297,125 BCE
Rain is falling on the plateau.
The red sand drinks the water, swallowing footprints. Large footprints lead the way; smaller ones follow behind, then vanish partway. They did not vanish. The direction simply changed.
At the edge of the marshland, another group is splitting open the entrails of prey on flat stones. The smell rides the wind. On a distant hill, seven four-legged shadows stand motionless.
Within the group, those who skin and those who receive the skins speak in different registers. One low growl of refusal. Then silence.
Those who know the same watering hole approach it now from opposite sides.
Neither yields.
A single dead branch floats on the surface. Ripples from both sides meet in the middle.

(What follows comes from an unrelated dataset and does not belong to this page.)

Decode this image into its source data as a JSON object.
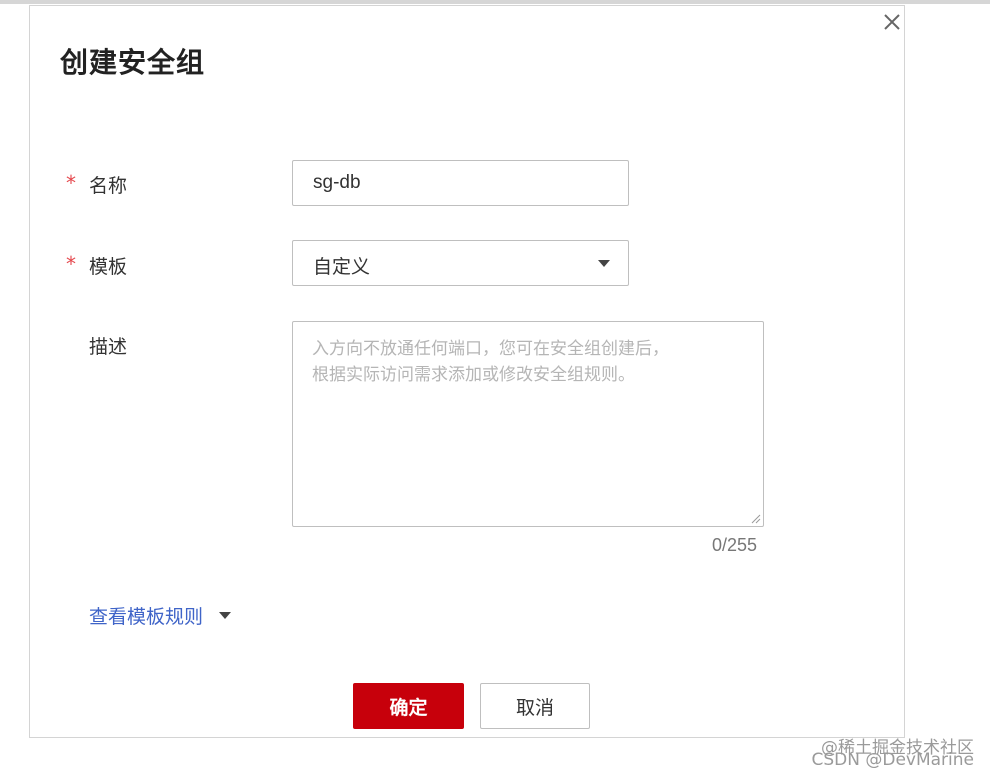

Beyond the plateau, at the camp of the larger group, a child wandered too close to the fire's edge and was struck. A cry rose up. Then quiet. As the night deepened, the bonfire shrank.
Someone added wood.
Someone did not.
The thread reached another.
It let the smell of charred smoke drift near the one's nostrils.
From the right.
Not the smell of the group's fire. The smell of an unknown fire, from a distant direction. The one's nose moved.
It was passed on.
A question: does the smell of smoke announce danger, or warmth? What separates the two? Not the smell itself. Some know the difference; others do not. What may need passing next is the distinction between kinds of memory.
At eight, the one was not trusted to tend the fire.
Too small, an adult said with a wave of the hand. The meaning of that gesture was understood. Move away.
And so the one watched the fire from a distance. Each time the flames shifted, the front of the body grew warm while the back turned cold. When the temperature differs between front and back, something unsettled stirs within. The one had no word for it, but the body knew.
At ten, eyes met with a child from another group at the watering hole.
The other held a stone. The one held a stone. Neither threw. Neither moved. Wind came from the left, and the other's scent reached the one's nose. A strange smell, the one thought. That the other might be thinking the same thing did not occur to the one. There was only the smelling.
An adult came and pulled the one away.
The stone was still in hand.
A little before turning twelve, a tension moved through the group.
Over something, the adults raised their voices. Someone seized someone's arm. Someone was shoved. The one slipped behind a rock at the edge of things and drew up both knees. Kneecaps pressed against the chin.
The one saw nothing.
Only listened.
The volume of voices, the number of footfalls, their directions. The one's body sorted none of it — it simply felt, and felt first. Dangerous, or still safe. The body had already decided.
One morning, the smell of charred smoke came.
Not from the group's fire. By the direction of the wind, it was coming from somewhere far away. The one raised the face and moved the nose. The adults had not yet stirred. Only the one rose, just slightly, to standing.
One of the adults turned.
Looked at the one's face.
Then looked toward the direction the one had been facing.